La Femen tunisienne vit, retenue par sa famille, dans la crainte des islamistes PARIS (AFP) - 06.04.2013 15:03 - Par Karim TALBI La jeune tunisienne cachée depuis la diffusion de
photos d'elle seins nus est apparue samedi dans un reportage de Canal
Plus où elle dit craindre les représailles en Tunisie de groupes
islamistes après avoir reçu des menaces de mort et être retenue contre
son gré par sa famille.
Manifestation devant l'ambassade de Tunisie à Stockholm, en soutien à la "Femen" Amina, le 4 avril 2013
AFP - Jonathan Nackstrand Une militante du mouvement Femen brûle un drapeau salafiste devant la Grande mosquée de Paris le 3 avril 2013
AFP - Fred Dufour La jeune tunisienne cachée depuis la diffusion de photos d'elle
seins nus est apparue samedi dans un reportage de Canal Plus où elle
dit craindre les représailles en Tunisie de groupes islamistes après
avoir reçu des menaces de mort et être retenue contre son gré par sa
famille.
Identifiée sous le nom d'Amina Tyler, la jeune fille
avait fait scandale en publiant mi-mars des clichés d'elle la poitrine
nue barrée des mots "mon corps m'appartient, il ne représente l'honneur
de personne" ou encore "Fuck your morals", reprenant le mode d'action du
groupe féministe Femen.
Les rumeurs sur sa disparition et sur les
éventuels représailles de groupes salafistes en Tunisie avaient
déclenché un mouvement de solidarité dans le monde entier.
Une
équipe de l'agence CAPA TV travaillant pour l'Effet Papillon, l'émission
de reportages diffusée samedi par Canal Plus, a pu rencontrer la jeune
fille jeudi soir dans une maison située "à 3 h de Tunis" où elle vit
avec sa famille.
Elle y apparaît fatiguée, apathique, sous le
contrôle étroit de sa famille qui la retient contre son gré mais pour sa
protection.
Après la publication des photos, "ma famille m'a
trouvé dans un café", déclare-t-elle. "Ils m'ont conduit à la maison.
Mon cousin a cassé la puce de mon téléphone.

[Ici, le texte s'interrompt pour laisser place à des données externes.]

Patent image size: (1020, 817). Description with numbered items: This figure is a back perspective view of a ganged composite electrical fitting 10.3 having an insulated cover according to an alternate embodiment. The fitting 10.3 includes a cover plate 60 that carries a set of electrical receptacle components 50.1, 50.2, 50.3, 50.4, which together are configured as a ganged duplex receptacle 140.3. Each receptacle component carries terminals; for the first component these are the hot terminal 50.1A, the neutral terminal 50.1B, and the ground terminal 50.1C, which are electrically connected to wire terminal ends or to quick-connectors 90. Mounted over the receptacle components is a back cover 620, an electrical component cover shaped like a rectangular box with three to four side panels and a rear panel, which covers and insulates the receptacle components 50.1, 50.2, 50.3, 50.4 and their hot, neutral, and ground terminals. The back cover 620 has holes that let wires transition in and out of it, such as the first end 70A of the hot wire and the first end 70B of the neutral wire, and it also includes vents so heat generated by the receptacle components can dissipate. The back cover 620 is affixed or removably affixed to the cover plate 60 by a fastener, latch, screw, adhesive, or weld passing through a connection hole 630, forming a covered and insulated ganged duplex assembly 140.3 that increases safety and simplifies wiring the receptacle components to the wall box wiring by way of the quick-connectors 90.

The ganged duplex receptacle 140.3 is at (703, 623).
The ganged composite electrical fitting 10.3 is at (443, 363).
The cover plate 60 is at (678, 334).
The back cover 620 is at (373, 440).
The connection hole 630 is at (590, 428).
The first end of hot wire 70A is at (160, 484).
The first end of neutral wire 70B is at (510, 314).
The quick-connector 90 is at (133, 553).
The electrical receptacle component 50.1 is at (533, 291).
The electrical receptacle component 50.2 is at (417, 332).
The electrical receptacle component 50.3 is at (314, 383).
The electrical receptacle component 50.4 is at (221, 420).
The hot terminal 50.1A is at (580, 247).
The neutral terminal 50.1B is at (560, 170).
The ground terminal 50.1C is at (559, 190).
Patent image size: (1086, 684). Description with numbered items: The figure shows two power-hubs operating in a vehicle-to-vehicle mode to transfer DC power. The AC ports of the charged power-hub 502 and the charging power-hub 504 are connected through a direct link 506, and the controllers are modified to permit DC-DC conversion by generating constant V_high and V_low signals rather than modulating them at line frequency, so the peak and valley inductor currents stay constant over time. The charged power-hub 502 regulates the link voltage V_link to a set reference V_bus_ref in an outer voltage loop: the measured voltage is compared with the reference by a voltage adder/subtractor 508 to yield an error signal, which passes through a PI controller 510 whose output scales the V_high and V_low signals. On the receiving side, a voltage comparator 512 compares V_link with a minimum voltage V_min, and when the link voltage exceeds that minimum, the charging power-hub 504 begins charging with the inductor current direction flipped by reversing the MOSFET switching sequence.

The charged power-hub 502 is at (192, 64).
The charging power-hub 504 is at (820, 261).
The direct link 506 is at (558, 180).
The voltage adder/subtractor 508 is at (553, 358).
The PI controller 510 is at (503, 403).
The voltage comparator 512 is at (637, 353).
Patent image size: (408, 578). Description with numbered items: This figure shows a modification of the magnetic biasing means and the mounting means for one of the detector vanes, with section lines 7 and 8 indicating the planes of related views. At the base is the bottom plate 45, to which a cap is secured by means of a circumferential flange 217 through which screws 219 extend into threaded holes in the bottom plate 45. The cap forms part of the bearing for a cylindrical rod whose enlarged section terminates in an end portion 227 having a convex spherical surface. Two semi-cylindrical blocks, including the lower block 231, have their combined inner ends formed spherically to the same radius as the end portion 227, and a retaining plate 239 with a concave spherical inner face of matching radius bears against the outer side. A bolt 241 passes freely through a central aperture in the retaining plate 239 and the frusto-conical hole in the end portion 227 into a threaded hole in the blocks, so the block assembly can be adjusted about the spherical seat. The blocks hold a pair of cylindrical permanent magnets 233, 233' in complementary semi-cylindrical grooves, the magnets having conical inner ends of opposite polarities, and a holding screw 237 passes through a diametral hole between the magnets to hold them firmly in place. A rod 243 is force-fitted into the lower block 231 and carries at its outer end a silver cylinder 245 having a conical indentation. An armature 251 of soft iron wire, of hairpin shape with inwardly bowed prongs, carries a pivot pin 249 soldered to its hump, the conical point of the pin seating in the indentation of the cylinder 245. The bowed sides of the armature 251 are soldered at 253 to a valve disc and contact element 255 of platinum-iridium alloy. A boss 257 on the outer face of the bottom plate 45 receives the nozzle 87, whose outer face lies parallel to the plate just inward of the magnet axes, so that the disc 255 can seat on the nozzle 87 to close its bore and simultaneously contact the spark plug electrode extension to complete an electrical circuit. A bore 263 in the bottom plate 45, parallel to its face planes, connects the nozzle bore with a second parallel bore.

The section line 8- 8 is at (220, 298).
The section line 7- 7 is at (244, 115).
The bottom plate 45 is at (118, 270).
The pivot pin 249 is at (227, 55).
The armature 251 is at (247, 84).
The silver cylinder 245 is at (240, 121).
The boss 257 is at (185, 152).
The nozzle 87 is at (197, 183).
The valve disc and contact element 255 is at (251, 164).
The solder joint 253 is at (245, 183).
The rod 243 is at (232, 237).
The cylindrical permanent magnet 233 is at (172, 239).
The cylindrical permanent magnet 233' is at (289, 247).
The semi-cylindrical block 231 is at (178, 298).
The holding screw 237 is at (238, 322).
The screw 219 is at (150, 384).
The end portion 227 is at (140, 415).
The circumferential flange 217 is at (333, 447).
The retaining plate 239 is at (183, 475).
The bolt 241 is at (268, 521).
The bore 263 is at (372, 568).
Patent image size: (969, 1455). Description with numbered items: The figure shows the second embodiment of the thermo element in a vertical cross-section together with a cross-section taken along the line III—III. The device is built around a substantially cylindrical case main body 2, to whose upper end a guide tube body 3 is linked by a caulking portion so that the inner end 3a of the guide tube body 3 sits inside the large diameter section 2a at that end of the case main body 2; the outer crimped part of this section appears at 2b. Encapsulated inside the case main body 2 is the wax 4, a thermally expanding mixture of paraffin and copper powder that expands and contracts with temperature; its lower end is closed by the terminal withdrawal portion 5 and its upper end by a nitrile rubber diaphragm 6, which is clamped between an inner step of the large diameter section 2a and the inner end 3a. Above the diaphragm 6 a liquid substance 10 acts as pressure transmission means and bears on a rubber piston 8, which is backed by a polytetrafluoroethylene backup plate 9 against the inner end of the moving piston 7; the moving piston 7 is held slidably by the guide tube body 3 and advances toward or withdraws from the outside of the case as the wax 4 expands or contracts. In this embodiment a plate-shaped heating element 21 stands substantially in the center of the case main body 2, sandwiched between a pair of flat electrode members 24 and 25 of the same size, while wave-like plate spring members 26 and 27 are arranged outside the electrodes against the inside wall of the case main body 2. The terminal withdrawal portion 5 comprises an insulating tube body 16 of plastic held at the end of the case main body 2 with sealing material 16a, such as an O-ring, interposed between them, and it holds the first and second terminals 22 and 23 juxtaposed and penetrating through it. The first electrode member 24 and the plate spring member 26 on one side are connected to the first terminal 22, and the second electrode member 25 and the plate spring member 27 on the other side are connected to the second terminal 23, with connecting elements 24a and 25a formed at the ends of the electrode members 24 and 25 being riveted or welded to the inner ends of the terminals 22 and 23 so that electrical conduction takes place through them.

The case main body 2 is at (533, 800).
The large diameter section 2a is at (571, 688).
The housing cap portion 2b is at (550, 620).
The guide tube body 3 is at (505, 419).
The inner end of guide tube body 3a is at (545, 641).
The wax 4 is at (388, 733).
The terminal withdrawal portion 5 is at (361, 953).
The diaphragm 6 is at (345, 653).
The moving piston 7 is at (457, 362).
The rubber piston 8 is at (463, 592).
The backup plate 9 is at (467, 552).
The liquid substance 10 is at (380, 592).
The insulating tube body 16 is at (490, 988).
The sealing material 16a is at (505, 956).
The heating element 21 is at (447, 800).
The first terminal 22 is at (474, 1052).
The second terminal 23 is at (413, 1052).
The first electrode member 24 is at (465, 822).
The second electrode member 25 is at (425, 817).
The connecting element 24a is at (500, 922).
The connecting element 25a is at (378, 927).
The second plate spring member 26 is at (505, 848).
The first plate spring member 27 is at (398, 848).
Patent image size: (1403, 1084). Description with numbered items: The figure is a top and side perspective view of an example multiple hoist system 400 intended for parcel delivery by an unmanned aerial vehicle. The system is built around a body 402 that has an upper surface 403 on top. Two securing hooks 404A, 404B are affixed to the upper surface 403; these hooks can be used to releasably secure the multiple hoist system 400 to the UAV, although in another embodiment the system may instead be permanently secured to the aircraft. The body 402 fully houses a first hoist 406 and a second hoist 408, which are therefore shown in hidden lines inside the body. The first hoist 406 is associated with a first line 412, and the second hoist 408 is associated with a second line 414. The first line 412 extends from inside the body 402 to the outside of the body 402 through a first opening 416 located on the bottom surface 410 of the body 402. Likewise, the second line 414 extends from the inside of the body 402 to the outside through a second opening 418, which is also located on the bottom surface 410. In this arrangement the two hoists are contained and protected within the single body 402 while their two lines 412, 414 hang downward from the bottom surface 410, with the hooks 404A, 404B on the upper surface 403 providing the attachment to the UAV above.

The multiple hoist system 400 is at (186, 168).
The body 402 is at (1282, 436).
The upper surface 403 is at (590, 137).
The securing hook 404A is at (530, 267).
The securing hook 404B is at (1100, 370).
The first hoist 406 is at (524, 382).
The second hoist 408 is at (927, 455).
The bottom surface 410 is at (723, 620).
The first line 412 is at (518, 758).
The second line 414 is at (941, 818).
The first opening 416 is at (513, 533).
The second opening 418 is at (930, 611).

Il m'a frappé. Et après, je
suis resté dans ma famille puis on a déménagé dans cette ville",
témoigne-t-elle.
Avez-vous été obligée de rester dans votre famille ? "Oui, bien sûr". Le vouliez vous ? "Non".
Amina
affirme avoir reçu des menaces par téléphone et sur son compte
Facebook. "+Tu vas mourir+, +On va jeter de l'acide sur ton visage+, des
choses comme ça".
"Je dois quitter la Tunisie, j'ai peur pour ma
vie et la vie de ma famille. Il y a beaucoup de rumeurs sur ce que les
islamistes et les salafistes veulent faire contre moi", souligne-t-elle,
expliquant vouloir "quitter la Tunisie, (sa) famille, les menaces".
"J'espère
continuer mes études à l'étranger", ajoute la jeune fille aux cheveux
courts, évoquant l'impossibilité de poursuivre ses études en Tunisie et
son rêve de devenir "journaliste et aider les Femen d'une façon ou d'une
autre".
"Femen jusqu'à 80 ans"
La Tunisienne continue à
soutenir les Femen mais critique l'action menée mercredi à Paris par
trois Femen qui ont brûlé un drapeau frappé de la profession de foi
musulmane (chahada) devant la Grande mosquée de Paris.
"Je suis
contre", dénonce-t-elle, soulignant que les Femen ayant écrit son nom
sur leur corps, cela peut lui "faire du mal en retour".
"Elles n'ont pas insulté un certain type de musulmans, les extrémistes, mais tous les musulmans", déplore Amina.
"Tout le monde va penser que j'ai encouragé ce genre de choses. C'est inacceptable", dit-elle.
Amina
dit ne pas regretter son engagement et prévient qu'elle reste et
demeure une Femen. "Je le serai jusqu'à 80 ans", dit-elle, affichant son
soutien à ces "vraies féministes".
En théorie, elle s'expose par
son geste à des poursuites pour "atteinte aux bonnes moeurs", un délit
passible de six mois de prison.
Femen, un groupe de féministes
ukrainiennes désormais installé à Paris et qui a fait des émules dans
plusieurs pays du monde, est connu depuis 2010 pour ses actions
"topless" pour dénoncer le sexisme, l'homophobie, la prostitution et la
religion.
Les Tunisiennes disposent depuis les années 1950 des
droits les plus avancés dans le monde arabe, mais de nombreuses
inégalités demeurent surtout en matière d'héritage. Les associations
féministes accusent régulièrement les islamistes d'Ennahda au pouvoir de
chercher à s'attaquer aux acquis des Tunisiennes.